Clearly I missed an entire week. I need to build a better system to make this easier…

Random notes.

  • Kicked out NFS from the Tool Labs proxies (with 1). Yay! This hopefully explains the lockup of tools-proxy-01 yesterday night, maybe? It’s been restarted since, and I hope to no longer have instances randomly locoking on me. Infrastructure standards of 2009, here we come! :D I’ve also removed NFS from tools-redis, and migrated them to Jessie as well.
  • Fixed up all the races in how kubernetes workers are setup with 2
  • Another instance is ‘stuck’ again. Sigh. AAAAAAAAAAAAAAAAAAAAAAAAA. Paravoid helped debug this, tracking it down to NFS client issues in the 4.2 kernel (See phab).
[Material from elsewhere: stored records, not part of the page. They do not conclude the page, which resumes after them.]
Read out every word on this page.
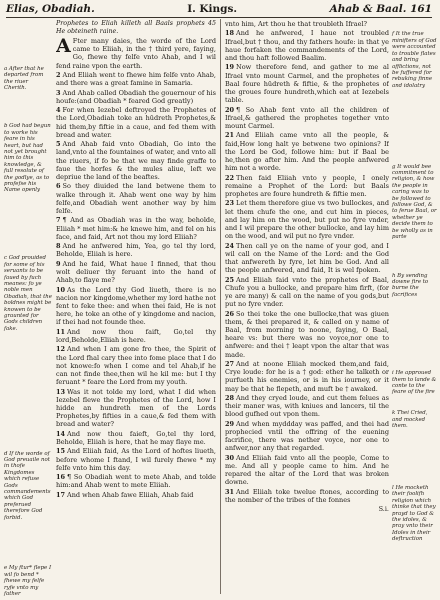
Elias, Obadiah.	I. Kings.	Ahab & Baal. 161

a After that he departed from the riuer Cherith.

b God had begun to worke his feare in his heart, but had not yet brought him to this knowledge, & full resolute of the godlye, as to profefse his Name openly

c God prouided for some of his seruants to be faued by fuch meanes: fo ye noble men Obadiah, that the boldnes might be knowen to be graunted for Gods children fake.

d If the worde of God preuaile not in thofe Kingdomes which refuse Gods commandements which God preferued therefore God forbid.

e My ftur* flepe I wil fo bend * fhewe my felfe ryfe vnto my father

Prophetes to Eliah killeth all Baals prophets 45 He obteineth raine.

A Fter many daies, the worde of the Lord came to Eliiah, in the † third yere, faying, Go, fhewe thy felfe vnto Ahab, and I wil fend raine vpon the earth.

2 And Eliiah went to fhewe him felfe vnto Ahab, and there was a great famine in Samaria.

3 And Ahab called Obadiah the gouernour of his houfe:(and Obadiah * feared God greatly)

4 For when Iezebel deftroyed the Prophetes of the Lord,Obadiah toke an hūdreth Prophetes,& hid them,by fiftie in a caue, and fed them with bread and water.

5 And Ahab faid vnto Obadiah, Go into the land,vnto al the fountaines of water, and vnto all the riuers, if fo be that we may finde graffe to faue the horfes & the mules aliue, left we depriue the land of the beaftes.

6 So they diuided the land betwene them to walke through it. Ahab went one way by him felfe,and Obadiah went another way by him felfe.

7 ¶ And as Obadiah was in the way, beholde, Eliiah * met him:& he knewe him, and fel on his face, and faid, Art not thou my lord Eliiah?

8 And he anfwered him, Yea, go tel thy lord, Beholde, Eliiah is here.

9 And he faid, What haue I finned, that thou wolt deliuer thy feruant into the hand of Ahab,to flaye me?

10 As the Lord thy God liueth, there is no nacion nor kingdome,whether my lord hathe not fent to feke thee: and when thei faid, He is not here, he toke an othe of y kingdome and nacion, if thei had not founde thee.

11 And now thou faift, Go,tel thy lord,Beholde,Eliiah is here.

12 And when I am gone fro thee, the Spirit of the Lord fhal cary thee into fome place that I do not knowe:fo when I come and tel Ahab,if he can not finde thee,then wil he kil me: but I thy feruant * feare the Lord from my youth.

13 Was it not tolde my lord, what I did when Iezebel flewe the Prophetes of the Lord, how I hidde an hundreth men of the Lords Prophetes,by fifties in a caue,& fed them with bread and water?

14 And now thou faieft, Go,tel thy lord, Beholde, Eliiah is here, that he may flaye me.

15 And Eliiah faid, As the Lord of hoftes liueth, before whome I ftand, I wil furely fhewe * my felfe vnto him this day.

16 ¶ So Obadiah went to mete Ahab, and tolde him:and Ahab went to mete Eliiah.

17 And when Ahab fawe Eliiah, Ahab faid

vnto him, Art thou he that troubleth Ifrael?

18 And he anfwered, I haue not troubled Ifrael,but † thou, and thy fathers houfe: in that ye haue forfaken the commandements of the Lord, and thou haft followed Baalim.

19 Now therefore fend, and gather to me al Ifrael vnto mount Carmel, and the prophetes of Baal foure hūdreth & fiftie, & the prophetes of the groues foure hundreth,which eat at Iezebels table.

20 ¶ So Ahab fent vnto all the children of Ifrael,& gathered the prophetes together vnto mount Carmel.

21 And Eliiah came vnto all the people, & faid,How long halt ye betwene two opinions? If the Lord be God, followe him: but if Baal be he,then go after him. And the people anfwered him not a worde.

22 Then faid Eliiah vnto y people, I onely remaine a Prophet of the Lord: but Baals prophetes are foure hundreth & fiftie men.

23 Let them therefore giue vs two bullockes, and let them chufe the one, and cut him in pieces, and lay him on the wood, but put no fyre vnder, and I wil prepare the other bullocke, and lay him on the wood, and wil put no fyre vnder.

24 Then call ye on the name of your god, and I wil call on the Name of the Lord: and the God that anfwereth by fyre, let him be God. And all the people anfwered, and faid, It is wel fpoken.

25 And Eliiah faid vnto the prophetes of Baal, Chufe you a bullocke, and prepare him firft, (for ye are many) & call on the name of you gods,but put no fyre vnder.

26 So thei toke the one bullocke,that was giuen them, & thei prepared it, & called on y name of Baal, from morning to noone, faying, O Baal, heare vs: but there was no voyce,nor one to anfwere: and thei † leapt vpon the altar that was made.

27 And at noone Eliiah mocked them,and faid, Crye loude: for he is a † god: ether he talketh or purfueth his enemies, or is in his iourney, or it may be that he flepeth, and muft be † awaked.

28 And they cryed loude, and cut them felues as their maner was, with kniues and lancers, til the blood gufhed out vpon them.

29 And when myddday was paffed, and thei had prophecied vntil the offring of the euening facrifice, there was nether voyce, nor one to anfwer,nor any that regarded.

30 And Eliiah faid vnto all the people, Come to me. And all y people came to him. And he repared the altar of the Lord that was broken downe.

31 And Eliiah toke twelue ftones, according to the nomber of the tribes of the fonnes

S.i.

f It the true minifters of God were accounted to trouble flates and bring afflictions, not be fuffered for rebuking finne and idolatry

g It would bee commitment to religion, & how the people in caring was to be followed to followe God, & to ferue Baal, or whether ye decide them to be wholly as in parte

h By sending downe fire to burne the facrifices

i He approued them to lande & conte to the feare of the fire

k Thei Cried, and mocked them.

l He mocketh their foolifh religion which thinke that they prayd to God & the idoles, & pray vnto their Idoles in their deftruction
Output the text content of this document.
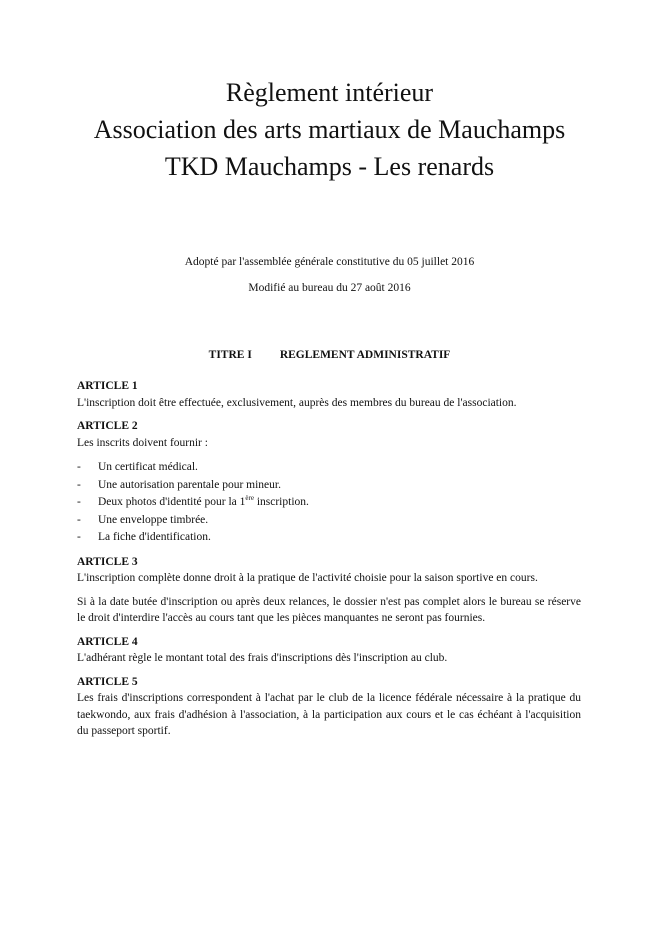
Règlement intérieur
Association des arts martiaux de Mauchamps
TKD Mauchamps - Les renards
Adopté par l'assemblée générale constitutive du 05 juillet 2016
Modifié au bureau du 27 août 2016
TITRE I REGLEMENT ADMINISTRATIF

ARTICLE 1

L'inscription doit être effectuée, exclusivement, auprès des membres du bureau de l'association.

ARTICLE 2

Les inscrits doivent fournir :

- Un certificat médical.
- Une autorisation parentale pour mineur.
- Deux photos d'identité pour la 1ère inscription.
- Une enveloppe timbrée.
- La fiche d'identification.

ARTICLE 3

L'inscription complète donne droit à la pratique de l'activité choisie pour la saison sportive en cours.

Si à la date butée d'inscription ou après deux relances, le dossier n'est pas complet alors le bureau se réserve le droit d'interdire l'accès au cours tant que les pièces manquantes ne seront pas fournies.

ARTICLE 4

L'adhérant règle le montant total des frais d'inscriptions dès l'inscription au club.

ARTICLE 5

Les frais d'inscriptions correspondent à l'achat par le club de la licence fédérale nécessaire à la pratique du taekwondo, aux frais d'adhésion à l'association, à la participation aux cours et le cas échéant à l'acquisition du passeport sportif.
I moved k8s nodes back to a working 3.19 kernel (after filing issue about the other 3.19 kernel package I tried that didn’t work).
  • Moved the tools proxies to 4.2 (lol?) after finding out huge ksoftirqd spikes in them. Let’s see if that improves things
  • I split up the individual components of PAWS, and have a working nbserve in there now! Exciting times. Need to fixup nbserve to use traitlets for config
  • Big Tool Labs outage (again!). Some tool accidentally sent about 12million job requests and crashed gridengine’s underlying backing store (BerkeleyDB). Reset to a clean slate after many hours (Thanks Coren!) and mostly things are back up now. I’m reading through the Berkeley DB reference manual now.
  • Persistance failed for ores’s redises again, mostly because vm_overcommit was turned off. Fixed in the core redis module so it does not happen again.